The pyramid is another high risk strategy which can bring high returns. You buy cheap out of the money options at a cost of $5-20 for one contract (the contract is for 100 options so the cost is $0.05-$0.20 for each individual option). A $5 contract can easily get to $100 or more under the right circumstances.
So let’s say you bought 50 contracts for $5 each, you pay $250 for 5-10% probability of profit. Then the price either goes up or you lose your money. If it goes up to $100 per contract for example you end up with a nice profit of $5,000 – $250 = $4,750. Then you repeat this until you get rich.
I rarely buy such options and my experience has been mixed. Out of four $5 trades I made $15 on the first, $20 on the second, $8 on the third and I think I will make a $5 loss on the fourth. It is a big percentage return (115%) but it is just pennies in absolute terms and I think it was plain luck as all of these options ended up worthless shortly after I sold them.
The problem with this method is that it rarely works as a big win will be averaged out by multiple small losses. It requires the purchase of options on stock which is expected to literally explode.
If there is such a stock you won’t be the first person who would have found out about it so the options prices will be inflated.
You can find an example of an epic options trade which turned $100,000 into $2.5 million by clicking here. Note that there was a very high probability of failure which would have resulted in a loss of $100,000.
Can you get rich by saving money
I’d be inclined to say no, however, savings provide the groundwork for larger scale projects. I have seen a lot of advice such as if you don’t buy one cup of coffee each week you will save £150 per year.

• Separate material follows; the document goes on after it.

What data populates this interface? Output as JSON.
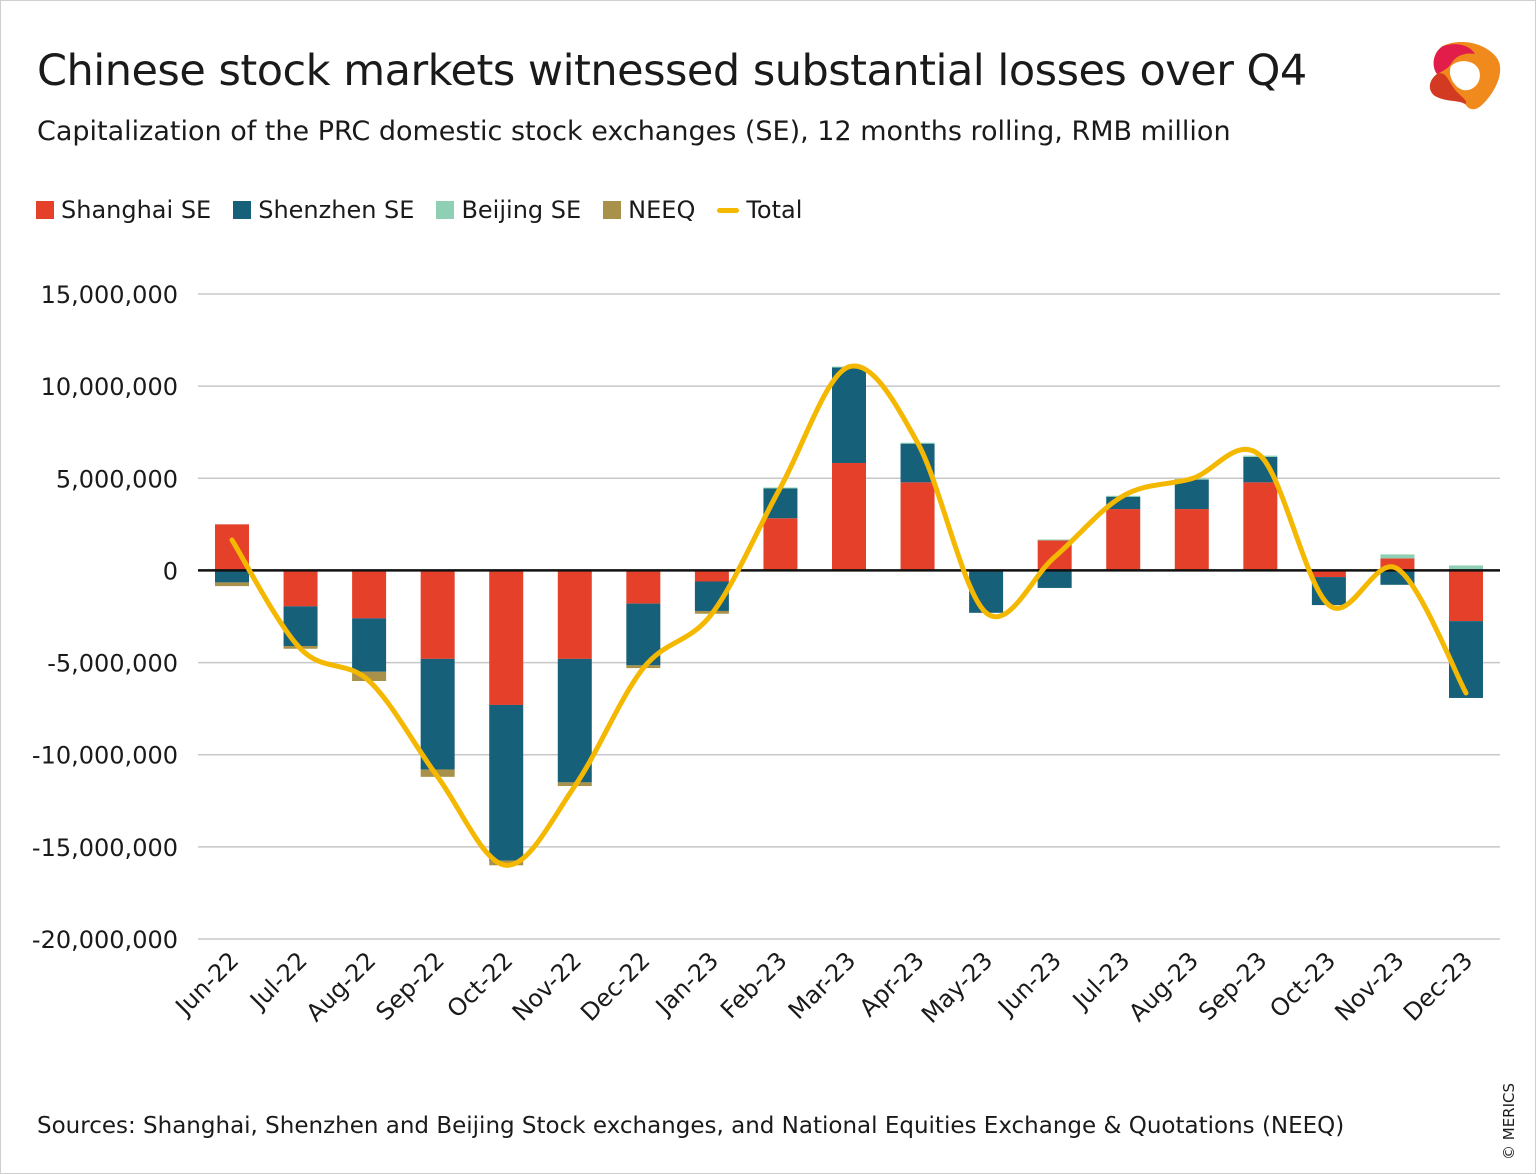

Yes sure and then what? First you need to earn money so I think that finding a high paying occupation should take priority over coffee. Once you have some money start saving but not on coffee.
How to save successfully
Focus on the big ticket items. Do you pay rent? If so save as much as you can and buy a house. Rent is a well known dead money type of expense and you have to live somewhere anyway. The purpose of this is not so much to make money on a house but to preserve capital.
Don’t buy a new car, buy a used one even if it’s just a month old or whatever fits your needs. The moment you drive away in a new car you lose 10-20% of its value. Cars are a money pit, especially in terms of the finance.
A lot of PCP schemes charge as much as 7% APR. We live in the era of low interest rates so check what your bank can get you. I brought mine down to 2.8% by not using PCP. The Retail price index was 2.8% at the time, so the effective cost was 0%. On this occasion is was cheaper to borrow the money than to pay outright.
No one got rich by spending everything so keep check on your credit card debt. Most companies charge in excess of 15% APR per year which is obscene in the low interest world. Find cards with settlement periods longer that 30 days. This will allow you to have access to your money for longer before you have to pay your bill.
A perfect situation would be if you have interest on your current account or other short term investments. This is how insurance companies make money. You pay premium then they invest it and withdraw later once payments to customers are due.
You can’t get away from utility bills but make sure you shop around. Check how much you pay for your mobile phone, going down from £60 per month to £30 adds up to £360 per year. Once you’ve done all that check the smaller bills: clothes, entertainment, etc. See if you can save something on these just bear in mind that you won’t necessarily get rich by living frugal.
Getting rich is a slow and difficult process. You may end up with piles of wealth overnight but the chances are pretty slim.
We found out that the probabilities are stacked up against us but if we keep trying we give ourselves a better chance to succeed.
The main drivers are a stable well paying job, savings and wise investments in business or the stock market. It is important to choose investments which have scale and can achieve outsized returns.
It wouldn’t make any sense to throw all of your life savings in a project which would barely return the wages you are already getting from employment. Remember, get rich or keep trying!